Я давно уже предчувствовал, что какая-нибудь мелочь, пустой случай толкнет меня на преступление. Так и случилось.

Вы знаете подробности. В вагоне было так тесно, что пассажиры сидели на головах друг у друга. А он с женой, с сыном, гимназистом приготовительного класса, и с кучей вещей занял две скамейки. Он на этот раз оделся в форму министерства народного просвещения. Я подошел и спросил:

– Нет ли у вас свободного места?

Он ответил, как бульдог над костью, не глядя на меня:

– Нет. Тут еще один господин сидит. Вот его вещи. Он сейчас придет.

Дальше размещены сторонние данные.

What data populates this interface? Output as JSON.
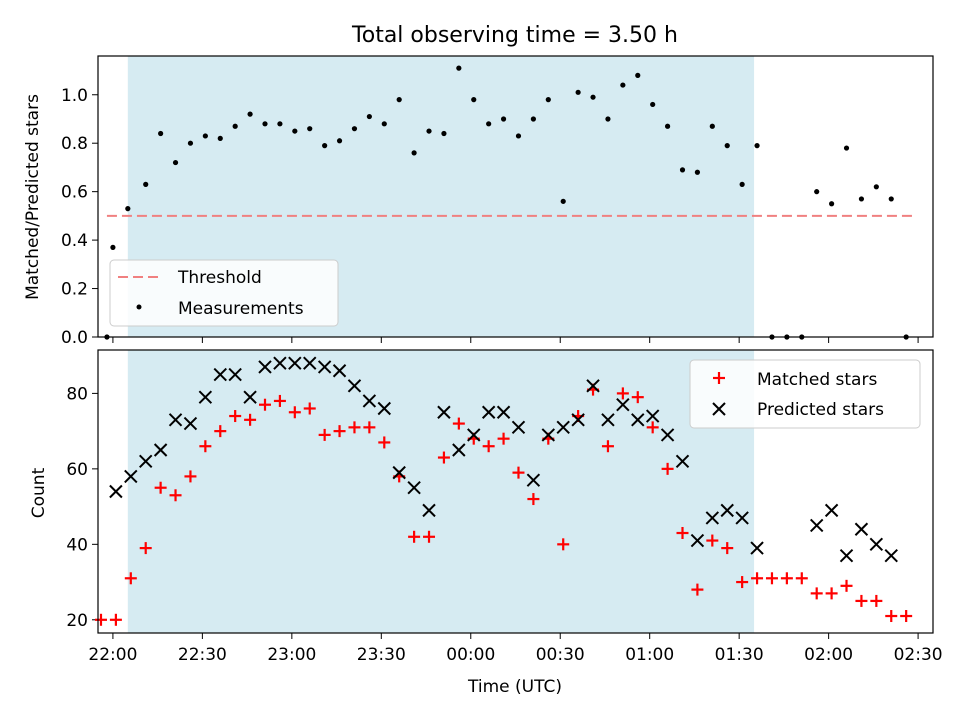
{
  "title": "Total observing time = 3.50 h",
  "colors": {
    "shade": "#add8e6",
    "threshold": "#f08080",
    "measurement": "#000000",
    "matched": "#ff0000",
    "predicted": "#000000"
  },
  "chart_data": [
    {
      "type": "scatter",
      "panel": "top",
      "ylabel": "Matched/Predicted stars",
      "xlim": [
        "21:55",
        "02:35"
      ],
      "ylim": [
        0,
        1.16
      ],
      "yticks": [
        "0.0",
        "0.2",
        "0.4",
        "0.6",
        "0.8",
        "1.0"
      ],
      "shaded_interval": [
        "22:05",
        "01:35"
      ],
      "legend": {
        "placement": "lower-left",
        "entries": [
          "Threshold",
          "Measurements"
        ]
      },
      "threshold": {
        "name": "Threshold",
        "y": 0.5,
        "x": [
          "21:58",
          "02:28"
        ]
      },
      "measurements": {
        "name": "Measurements",
        "points": [
          [
            "21:58",
            0.0
          ],
          [
            "22:00",
            0.37
          ],
          [
            "22:05",
            0.53
          ],
          [
            "22:11",
            0.63
          ],
          [
            "22:16",
            0.84
          ],
          [
            "22:21",
            0.72
          ],
          [
            "22:26",
            0.8
          ],
          [
            "22:31",
            0.83
          ],
          [
            "22:36",
            0.82
          ],
          [
            "22:41",
            0.87
          ],
          [
            "22:46",
            0.92
          ],
          [
            "22:51",
            0.88
          ],
          [
            "22:56",
            0.88
          ],
          [
            "23:01",
            0.85
          ],
          [
            "23:06",
            0.86
          ],
          [
            "23:11",
            0.79
          ],
          [
            "23:16",
            0.81
          ],
          [
            "23:21",
            0.86
          ],
          [
            "23:26",
            0.91
          ],
          [
            "23:31",
            0.88
          ],
          [
            "23:36",
            0.98
          ],
          [
            "23:41",
            0.76
          ],
          [
            "23:46",
            0.85
          ],
          [
            "23:51",
            0.84
          ],
          [
            "23:56",
            1.11
          ],
          [
            "00:01",
            0.98
          ],
          [
            "00:06",
            0.88
          ],
          [
            "00:11",
            0.9
          ],
          [
            "00:16",
            0.83
          ],
          [
            "00:21",
            0.9
          ],
          [
            "00:26",
            0.98
          ],
          [
            "00:31",
            0.56
          ],
          [
            "00:36",
            1.01
          ],
          [
            "00:41",
            0.99
          ],
          [
            "00:46",
            0.9
          ],
          [
            "00:51",
            1.04
          ],
          [
            "00:56",
            1.08
          ],
          [
            "01:01",
            0.96
          ],
          [
            "01:06",
            0.87
          ],
          [
            "01:11",
            0.69
          ],
          [
            "01:16",
            0.68
          ],
          [
            "01:21",
            0.87
          ],
          [
            "01:26",
            0.79
          ],
          [
            "01:31",
            0.63
          ],
          [
            "01:36",
            0.79
          ],
          [
            "01:41",
            0.0
          ],
          [
            "01:46",
            0.0
          ],
          [
            "01:51",
            0.0
          ],
          [
            "01:56",
            0.6
          ],
          [
            "02:01",
            0.55
          ],
          [
            "02:06",
            0.78
          ],
          [
            "02:11",
            0.57
          ],
          [
            "02:16",
            0.62
          ],
          [
            "02:21",
            0.57
          ],
          [
            "02:26",
            0.0
          ]
        ]
      }
    },
    {
      "type": "scatter",
      "panel": "bottom",
      "xlabel": "Time (UTC)",
      "ylabel": "Count",
      "xlim": [
        "21:55",
        "02:35"
      ],
      "ylim": [
        16.5,
        91.5
      ],
      "yticks": [
        "20",
        "40",
        "60",
        "80"
      ],
      "xticks": [
        "22:00",
        "22:30",
        "23:00",
        "23:30",
        "00:00",
        "00:30",
        "01:00",
        "01:30",
        "02:00",
        "02:30"
      ],
      "shaded_interval": [
        "22:05",
        "01:35"
      ],
      "legend": {
        "placement": "upper-right",
        "entries": [
          "Matched stars",
          "Predicted stars"
        ]
      },
      "series": [
        {
          "name": "Matched stars",
          "marker": "plus",
          "points": [
            [
              "21:56",
              20
            ],
            [
              "22:01",
              20
            ],
            [
              "22:06",
              31
            ],
            [
              "22:11",
              39
            ],
            [
              "22:16",
              55
            ],
            [
              "22:21",
              53
            ],
            [
              "22:26",
              58
            ],
            [
              "22:31",
              66
            ],
            [
              "22:36",
              70
            ],
            [
              "22:41",
              74
            ],
            [
              "22:46",
              73
            ],
            [
              "22:51",
              77
            ],
            [
              "22:56",
              78
            ],
            [
              "23:01",
              75
            ],
            [
              "23:06",
              76
            ],
            [
              "23:11",
              69
            ],
            [
              "23:16",
              70
            ],
            [
              "23:21",
              71
            ],
            [
              "23:26",
              71
            ],
            [
              "23:31",
              67
            ],
            [
              "23:36",
              58
            ],
            [
              "23:41",
              42
            ],
            [
              "23:46",
              42
            ],
            [
              "23:51",
              63
            ],
            [
              "23:56",
              72
            ],
            [
              "00:01",
              68
            ],
            [
              "00:06",
              66
            ],
            [
              "00:11",
              68
            ],
            [
              "00:16",
              59
            ],
            [
              "00:21",
              52
            ],
            [
              "00:26",
              68
            ],
            [
              "00:31",
              40
            ],
            [
              "00:36",
              74
            ],
            [
              "00:41",
              81
            ],
            [
              "00:46",
              66
            ],
            [
              "00:51",
              80
            ],
            [
              "00:56",
              79
            ],
            [
              "01:01",
              71
            ],
            [
              "01:06",
              60
            ],
            [
              "01:11",
              43
            ],
            [
              "01:16",
              28
            ],
            [
              "01:21",
              41
            ],
            [
              "01:26",
              39
            ],
            [
              "01:31",
              30
            ],
            [
              "01:36",
              31
            ],
            [
              "01:41",
              31
            ],
            [
              "01:46",
              31
            ],
            [
              "01:51",
              31
            ],
            [
              "01:56",
              27
            ],
            [
              "02:01",
              27
            ],
            [
              "02:06",
              29
            ],
            [
              "02:11",
              25
            ],
            [
              "02:16",
              25
            ],
            [
              "02:21",
              21
            ],
            [
              "02:26",
              21
            ]
          ]
        },
        {
          "name": "Predicted stars",
          "marker": "x",
          "points": [
            [
              "22:01",
              54
            ],
            [
              "22:06",
              58
            ],
            [
              "22:11",
              62
            ],
            [
              "22:16",
              65
            ],
            [
              "22:21",
              73
            ],
            [
              "22:26",
              72
            ],
            [
              "22:31",
              79
            ],
            [
              "22:36",
              85
            ],
            [
              "22:41",
              85
            ],
            [
              "22:46",
              79
            ],
            [
              "22:51",
              87
            ],
            [
              "22:56",
              88
            ],
            [
              "23:01",
              88
            ],
            [
              "23:06",
              88
            ],
            [
              "23:11",
              87
            ],
            [
              "23:16",
              86
            ],
            [
              "23:21",
              82
            ],
            [
              "23:26",
              78
            ],
            [
              "23:31",
              76
            ],
            [
              "23:36",
              59
            ],
            [
              "23:41",
              55
            ],
            [
              "23:46",
              49
            ],
            [
              "23:51",
              75
            ],
            [
              "23:56",
              65
            ],
            [
              "00:01",
              69
            ],
            [
              "00:06",
              75
            ],
            [
              "00:11",
              75
            ],
            [
              "00:16",
              71
            ],
            [
              "00:21",
              57
            ],
            [
              "00:26",
              69
            ],
            [
              "00:31",
              71
            ],
            [
              "00:36",
              73
            ],
            [
              "00:41",
              82
            ],
            [
              "00:46",
              73
            ],
            [
              "00:51",
              77
            ],
            [
              "00:56",
              73
            ],
            [
              "01:01",
              74
            ],
            [
              "01:06",
              69
            ],
            [
              "01:11",
              62
            ],
            [
              "01:16",
              41
            ],
            [
              "01:21",
              47
            ],
            [
              "01:26",
              49
            ],
            [
              "01:31",
              47
            ],
            [
              "01:36",
              39
            ],
            [
              "01:56",
              45
            ],
            [
              "02:01",
              49
            ],
            [
              "02:06",
              37
            ],
            [
              "02:11",
              44
            ],
            [
              "02:16",
              40
            ],
            [
              "02:21",
              37
            ]
          ]
        }
      ]
    }
  ]
}
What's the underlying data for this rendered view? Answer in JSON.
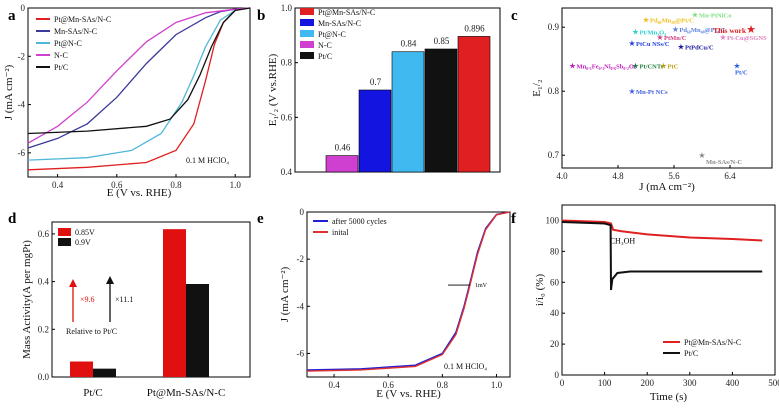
{
  "panels": [
    {
      "id": "a",
      "label": "a"
    },
    {
      "id": "b",
      "label": "b"
    },
    {
      "id": "c",
      "label": "c"
    },
    {
      "id": "d",
      "label": "d"
    },
    {
      "id": "e",
      "label": "e"
    },
    {
      "id": "f",
      "label": "f"
    }
  ],
  "chart_data": [
    {
      "panel": "a",
      "type": "line",
      "xlabel": "E (V vs. RHE)",
      "ylabel": "J (mA cm⁻²)",
      "xlim": [
        0.3,
        1.05
      ],
      "ylim": [
        -7,
        0
      ],
      "xticks": [
        0.4,
        0.6,
        0.8,
        1.0
      ],
      "yticks": [
        0,
        -2,
        -4,
        -6
      ],
      "annotation": "0.1 M HClO₄",
      "series": [
        {
          "name": "Pt@Mn-SAs/N-C",
          "color": "#e02020",
          "x": [
            0.3,
            0.5,
            0.7,
            0.8,
            0.86,
            0.9,
            0.93,
            0.96,
            1.0,
            1.05
          ],
          "y": [
            -6.7,
            -6.6,
            -6.4,
            -5.9,
            -4.8,
            -3.0,
            -1.5,
            -0.6,
            -0.1,
            0
          ]
        },
        {
          "name": "Mn-SAs/N-C",
          "color": "#3a3a9a",
          "x": [
            0.3,
            0.4,
            0.5,
            0.6,
            0.7,
            0.8,
            0.9,
            0.95,
            1.0,
            1.05
          ],
          "y": [
            -5.8,
            -5.4,
            -4.8,
            -3.7,
            -2.3,
            -1.1,
            -0.4,
            -0.15,
            -0.05,
            0
          ]
        },
        {
          "name": "Pt@N-C",
          "color": "#4fb8d8",
          "x": [
            0.3,
            0.5,
            0.65,
            0.75,
            0.82,
            0.86,
            0.9,
            0.95,
            1.0,
            1.05
          ],
          "y": [
            -6.3,
            -6.2,
            -5.9,
            -5.2,
            -3.9,
            -2.8,
            -1.6,
            -0.5,
            -0.1,
            0
          ]
        },
        {
          "name": "N-C",
          "color": "#d040d0",
          "x": [
            0.3,
            0.4,
            0.5,
            0.6,
            0.7,
            0.8,
            0.9,
            1.0,
            1.05
          ],
          "y": [
            -5.6,
            -4.9,
            -3.9,
            -2.6,
            -1.4,
            -0.6,
            -0.2,
            -0.05,
            0
          ]
        },
        {
          "name": "Pt/C",
          "color": "#111111",
          "x": [
            0.3,
            0.5,
            0.7,
            0.78,
            0.84,
            0.88,
            0.92,
            0.96,
            1.0,
            1.05
          ],
          "y": [
            -5.2,
            -5.1,
            -4.9,
            -4.6,
            -3.8,
            -2.8,
            -1.6,
            -0.6,
            -0.1,
            0
          ]
        }
      ]
    },
    {
      "panel": "b",
      "type": "bar",
      "ylabel": "E₁/₂ (V vs.RHE)",
      "ylim": [
        0.4,
        1.0
      ],
      "yticks": [
        0.4,
        0.6,
        0.8,
        1.0
      ],
      "categories": [
        "N-C",
        "Mn-SAs/N-C",
        "Pt@N-C",
        "Pt/C",
        "Pt@Mn-SAs/N-C"
      ],
      "values": [
        0.46,
        0.7,
        0.84,
        0.85,
        0.896
      ],
      "value_labels": [
        "0.46",
        "0.7",
        "0.84",
        "0.85",
        "0.896"
      ],
      "colors": [
        "#d040d0",
        "#1414e0",
        "#40b8f0",
        "#111111",
        "#e02020"
      ],
      "legend": [
        "Pt@Mn-SAs/N-C",
        "Mn-SAs/N-C",
        "Pt@N-C",
        "N-C",
        "Pt/C"
      ],
      "legend_colors": [
        "#e02020",
        "#1414e0",
        "#40b8f0",
        "#d040d0",
        "#111111"
      ]
    },
    {
      "panel": "c",
      "type": "scatter",
      "xlabel": "J (mA cm⁻²)",
      "ylabel": "E₁/₂",
      "xlim": [
        4.0,
        7.0
      ],
      "ylim": [
        0.68,
        0.93
      ],
      "xticks": [
        4.0,
        4.8,
        5.6,
        6.4
      ],
      "yticks": [
        0.7,
        0.8,
        0.9
      ],
      "points": [
        {
          "label": "Pd₈₀Mn₂₀@Pt/C",
          "x": 5.2,
          "y": 0.912,
          "color": "#f0c020"
        },
        {
          "label": "Mn-PtNiCo",
          "x": 5.9,
          "y": 0.92,
          "color": "#80e080"
        },
        {
          "label": "Pd₆₀Mn₄₀@Pt₄/C",
          "x": 5.62,
          "y": 0.897,
          "color": "#6080e0"
        },
        {
          "label": "Pt/Mn₃O₄",
          "x": 5.05,
          "y": 0.893,
          "color": "#30d0d0"
        },
        {
          "label": "PtMn/C",
          "x": 5.4,
          "y": 0.885,
          "color": "#d04080"
        },
        {
          "label": "PtCu NSs/C",
          "x": 5.0,
          "y": 0.875,
          "color": "#2040e0"
        },
        {
          "label": "Pt-Cu@SGNS",
          "x": 6.3,
          "y": 0.885,
          "color": "#e080c0"
        },
        {
          "label": "This work",
          "x": 6.7,
          "y": 0.896,
          "color": "#e02020"
        },
        {
          "label": "PtPdCu/C",
          "x": 5.7,
          "y": 0.87,
          "color": "#1a1a9a"
        },
        {
          "label": "Pt/CNTs",
          "x": 5.05,
          "y": 0.84,
          "color": "#208040"
        },
        {
          "label": "PtC",
          "x": 5.45,
          "y": 0.84,
          "color": "#c0a010"
        },
        {
          "label": "Pt/C",
          "x": 6.5,
          "y": 0.84,
          "color": "#3060e0"
        },
        {
          "label": "Mn₀.₁Fe₀.₁Ni₀.₆Sb₀.₂Oₓ",
          "x": 4.15,
          "y": 0.84,
          "color": "#c020c0"
        },
        {
          "label": "Mn-Pt NCs",
          "x": 5.0,
          "y": 0.8,
          "color": "#4060e0"
        },
        {
          "label": "Mn-SAs/N-C",
          "x": 6.0,
          "y": 0.7,
          "color": "#888888"
        }
      ]
    },
    {
      "panel": "d",
      "type": "bar",
      "ylabel": "Mass Activity(A per mgPt)",
      "ylim": [
        0,
        0.65
      ],
      "yticks": [
        0.0,
        0.2,
        0.4,
        0.6
      ],
      "categories": [
        "Pt/C",
        "Pt@Mn-SAs/N-C"
      ],
      "series": [
        {
          "name": "0.85V",
          "color": "#e01010",
          "values": [
            0.065,
            0.62
          ]
        },
        {
          "name": "0.9V",
          "color": "#111111",
          "values": [
            0.035,
            0.39
          ]
        }
      ],
      "annotations": [
        "×9.6",
        "×11.1",
        "Relative to Pt/C"
      ]
    },
    {
      "panel": "e",
      "type": "line",
      "xlabel": "E (V vs. RHE)",
      "ylabel": "J (mA cm⁻²)",
      "xlim": [
        0.3,
        1.05
      ],
      "ylim": [
        -7,
        0
      ],
      "xticks": [
        0.4,
        0.6,
        0.8,
        1.0
      ],
      "yticks": [
        0,
        -2,
        -4,
        -6
      ],
      "annotation": "0.1 M HClO₄",
      "shift_label": "1mV",
      "series": [
        {
          "name": "after 5000 cycles",
          "color": "#2020d0",
          "x": [
            0.3,
            0.5,
            0.7,
            0.8,
            0.85,
            0.88,
            0.9,
            0.93,
            0.96,
            1.0,
            1.05
          ],
          "y": [
            -6.7,
            -6.65,
            -6.5,
            -6.0,
            -5.1,
            -4.0,
            -3.1,
            -1.7,
            -0.7,
            -0.1,
            0
          ]
        },
        {
          "name": "inital",
          "color": "#e03030",
          "x": [
            0.3,
            0.5,
            0.7,
            0.8,
            0.85,
            0.88,
            0.9,
            0.93,
            0.96,
            1.0,
            1.05
          ],
          "y": [
            -6.75,
            -6.7,
            -6.55,
            -6.05,
            -5.2,
            -4.1,
            -3.2,
            -1.8,
            -0.75,
            -0.12,
            0
          ]
        }
      ]
    },
    {
      "panel": "f",
      "type": "line",
      "xlabel": "Time (s)",
      "ylabel": "i/i₀ (%)",
      "xlim": [
        0,
        500
      ],
      "ylim": [
        0,
        110
      ],
      "xticks": [
        0,
        100,
        200,
        300,
        400,
        500
      ],
      "yticks": [
        0,
        20,
        40,
        60,
        80,
        100
      ],
      "annotation": "CH₃OH",
      "series": [
        {
          "name": "Pt@Mn-SAs/N-C",
          "color": "#e02020",
          "x": [
            0,
            100,
            115,
            120,
            140,
            200,
            300,
            400,
            470
          ],
          "y": [
            100,
            99,
            98,
            94,
            93,
            91,
            89,
            88,
            87
          ]
        },
        {
          "name": "Pt/C",
          "color": "#111111",
          "x": [
            0,
            100,
            114,
            115,
            118,
            130,
            160,
            250,
            350,
            470
          ],
          "y": [
            99,
            98,
            97,
            55,
            62,
            66,
            67,
            67,
            67,
            67
          ]
        }
      ]
    }
  ]
}
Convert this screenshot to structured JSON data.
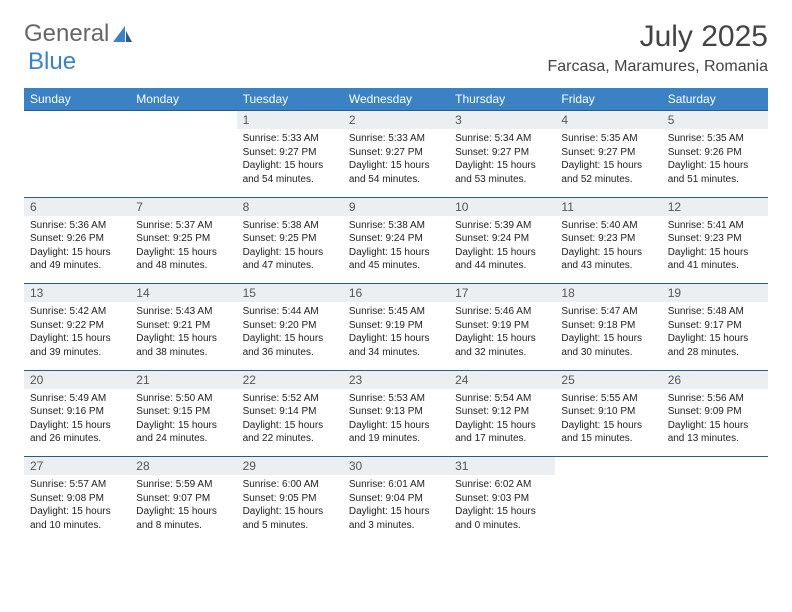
{
  "logo": {
    "part1": "General",
    "part2": "Blue"
  },
  "title": "July 2025",
  "location": "Farcasa, Maramures, Romania",
  "colors": {
    "header_bg": "#3b82c4",
    "header_text": "#ffffff",
    "daynum_bg": "#eceff1",
    "daynum_text": "#555555",
    "border": "#2a5a8a",
    "text": "#222222",
    "page_bg": "#ffffff"
  },
  "day_headers": [
    "Sunday",
    "Monday",
    "Tuesday",
    "Wednesday",
    "Thursday",
    "Friday",
    "Saturday"
  ],
  "weeks": [
    [
      null,
      null,
      {
        "n": "1",
        "sr": "5:33 AM",
        "ss": "9:27 PM",
        "dl": "15 hours and 54 minutes."
      },
      {
        "n": "2",
        "sr": "5:33 AM",
        "ss": "9:27 PM",
        "dl": "15 hours and 54 minutes."
      },
      {
        "n": "3",
        "sr": "5:34 AM",
        "ss": "9:27 PM",
        "dl": "15 hours and 53 minutes."
      },
      {
        "n": "4",
        "sr": "5:35 AM",
        "ss": "9:27 PM",
        "dl": "15 hours and 52 minutes."
      },
      {
        "n": "5",
        "sr": "5:35 AM",
        "ss": "9:26 PM",
        "dl": "15 hours and 51 minutes."
      }
    ],
    [
      {
        "n": "6",
        "sr": "5:36 AM",
        "ss": "9:26 PM",
        "dl": "15 hours and 49 minutes."
      },
      {
        "n": "7",
        "sr": "5:37 AM",
        "ss": "9:25 PM",
        "dl": "15 hours and 48 minutes."
      },
      {
        "n": "8",
        "sr": "5:38 AM",
        "ss": "9:25 PM",
        "dl": "15 hours and 47 minutes."
      },
      {
        "n": "9",
        "sr": "5:38 AM",
        "ss": "9:24 PM",
        "dl": "15 hours and 45 minutes."
      },
      {
        "n": "10",
        "sr": "5:39 AM",
        "ss": "9:24 PM",
        "dl": "15 hours and 44 minutes."
      },
      {
        "n": "11",
        "sr": "5:40 AM",
        "ss": "9:23 PM",
        "dl": "15 hours and 43 minutes."
      },
      {
        "n": "12",
        "sr": "5:41 AM",
        "ss": "9:23 PM",
        "dl": "15 hours and 41 minutes."
      }
    ],
    [
      {
        "n": "13",
        "sr": "5:42 AM",
        "ss": "9:22 PM",
        "dl": "15 hours and 39 minutes."
      },
      {
        "n": "14",
        "sr": "5:43 AM",
        "ss": "9:21 PM",
        "dl": "15 hours and 38 minutes."
      },
      {
        "n": "15",
        "sr": "5:44 AM",
        "ss": "9:20 PM",
        "dl": "15 hours and 36 minutes."
      },
      {
        "n": "16",
        "sr": "5:45 AM",
        "ss": "9:19 PM",
        "dl": "15 hours and 34 minutes."
      },
      {
        "n": "17",
        "sr": "5:46 AM",
        "ss": "9:19 PM",
        "dl": "15 hours and 32 minutes."
      },
      {
        "n": "18",
        "sr": "5:47 AM",
        "ss": "9:18 PM",
        "dl": "15 hours and 30 minutes."
      },
      {
        "n": "19",
        "sr": "5:48 AM",
        "ss": "9:17 PM",
        "dl": "15 hours and 28 minutes."
      }
    ],
    [
      {
        "n": "20",
        "sr": "5:49 AM",
        "ss": "9:16 PM",
        "dl": "15 hours and 26 minutes."
      },
      {
        "n": "21",
        "sr": "5:50 AM",
        "ss": "9:15 PM",
        "dl": "15 hours and 24 minutes."
      },
      {
        "n": "22",
        "sr": "5:52 AM",
        "ss": "9:14 PM",
        "dl": "15 hours and 22 minutes."
      },
      {
        "n": "23",
        "sr": "5:53 AM",
        "ss": "9:13 PM",
        "dl": "15 hours and 19 minutes."
      },
      {
        "n": "24",
        "sr": "5:54 AM",
        "ss": "9:12 PM",
        "dl": "15 hours and 17 minutes."
      },
      {
        "n": "25",
        "sr": "5:55 AM",
        "ss": "9:10 PM",
        "dl": "15 hours and 15 minutes."
      },
      {
        "n": "26",
        "sr": "5:56 AM",
        "ss": "9:09 PM",
        "dl": "15 hours and 13 minutes."
      }
    ],
    [
      {
        "n": "27",
        "sr": "5:57 AM",
        "ss": "9:08 PM",
        "dl": "15 hours and 10 minutes."
      },
      {
        "n": "28",
        "sr": "5:59 AM",
        "ss": "9:07 PM",
        "dl": "15 hours and 8 minutes."
      },
      {
        "n": "29",
        "sr": "6:00 AM",
        "ss": "9:05 PM",
        "dl": "15 hours and 5 minutes."
      },
      {
        "n": "30",
        "sr": "6:01 AM",
        "ss": "9:04 PM",
        "dl": "15 hours and 3 minutes."
      },
      {
        "n": "31",
        "sr": "6:02 AM",
        "ss": "9:03 PM",
        "dl": "15 hours and 0 minutes."
      },
      null,
      null
    ]
  ],
  "labels": {
    "sunrise": "Sunrise: ",
    "sunset": "Sunset: ",
    "daylight": "Daylight: "
  }
}
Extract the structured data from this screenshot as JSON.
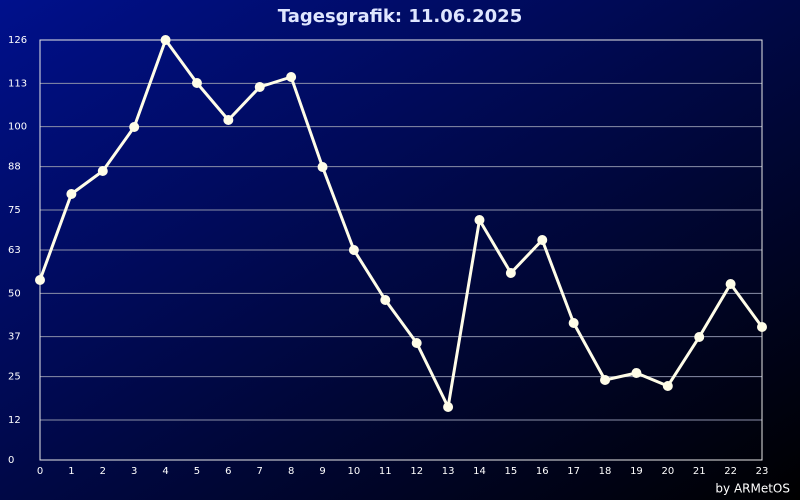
{
  "chart_data": {
    "type": "line",
    "title": "Tagesgrafik: 11.06.2025",
    "credit": "by ARMetOS",
    "categories": [
      "0",
      "1",
      "2",
      "3",
      "4",
      "5",
      "6",
      "7",
      "8",
      "9",
      "10",
      "11",
      "12",
      "13",
      "14",
      "15",
      "16",
      "17",
      "18",
      "19",
      "20",
      "21",
      "22",
      "23"
    ],
    "series": [
      {
        "color": "#fffde8",
        "values": [
          54,
          79.8,
          86.7,
          99.9,
          126,
          113.1,
          102,
          111.9,
          114.9,
          87.9,
          63,
          48,
          35.1,
          15.9,
          72,
          56.1,
          66,
          41.1,
          24,
          26.1,
          22.2,
          36.9,
          52.8,
          39.9
        ]
      }
    ],
    "ylim": [
      0,
      126
    ],
    "yticks": [
      0,
      12,
      25,
      37,
      50,
      63,
      75,
      88,
      100,
      113,
      126
    ],
    "grid": true
  }
}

Поезд тронулся. Я нарочно остался стоять подле. Проехали верст десять. Господин не приходил. Я нарочно стоял, молчал и глядел на педагога. Я думал, что в нем не умерла совесть.

Напрасно. Проехали еще верст с пятнадцать. Он достал корзину с провизией и стал закусывать. Потом они пили чай. По поводу сахара произошел семейный скандал.

– Петя! Зачем ты взял потихоньку кусок сахару?

– Честное слово, ей-богу, папаша, не брал. Вот вам ей-богу.

– Не божись и не лги. Я нарочно пересчитал утром. Было восемнадцать кусков, а теперь семнадцать.

– Ей-богу!

– Не божись. Стыдно лгать. Я тебе все прощу, но лжи не прощу никогда. Лгут только трусы. Тот, кто солгал, тот может убить, и украсть, и изменить государю и отечеству...

И пошло, и пошло... Я эти речи слыхал от него самого еще в моем бедном детстве, когда он был сначала моей гувернанткой, а потом классным наставником, и позднее, когда он писал публицистику в умеренной газете. Я вмешался:

– Вот вы браните сына за ложь, а сами в его присутствии лжете, что это место занято каким-то господином. Где этот господин? Покажите мне его.

Педагог побагровел и выкатил глаза.

– Прошу не приставать к посторонним пассажирам, когда к вам не обращаются с разговорами. Что это за безобразие, когда каждый будет приставать? Господин кондуктор, заявляю вам. Вот они все время нахально пристают к незнакомым. Прошу принять меры. Иначе я заявлю в жандармское управление и занесу в жалобную книгу.

Кондуктор пожурил меня отечески и ушел. Но педагог долго не мог уняться...

– Раз вас не трогают, и вы не трогайте. А еще в шляпе и в воротничке, по-видимому, интеллигент... Если бы это себе позволил мужик или мастеровой... А то интеллигент!

Интел-ли-гент! Палач назвал меня палачом! Кончено... Он произнес свой приговор. Я вынул из кармана пальто револьвер, взвел курок и, целясь педагогу в переносицу, между глаз, сказал спокойно:

– Молись.

Он, побледнев, закричал:

– Карррау-у-ул!

Это слово было его последним словом. Я спустил курок.

Я кончил, господа судьи. Повторяю: ни раскаяния, ни жалости нет в моей душе. Но одна ужасная мысль гложет меня и будет глодать до конца моих дней – все равно, проведу я их в тюрьме или в сумасшедшем доме:

"У него остался сын! Что, если он унаследует целиком отцовскую натуру?"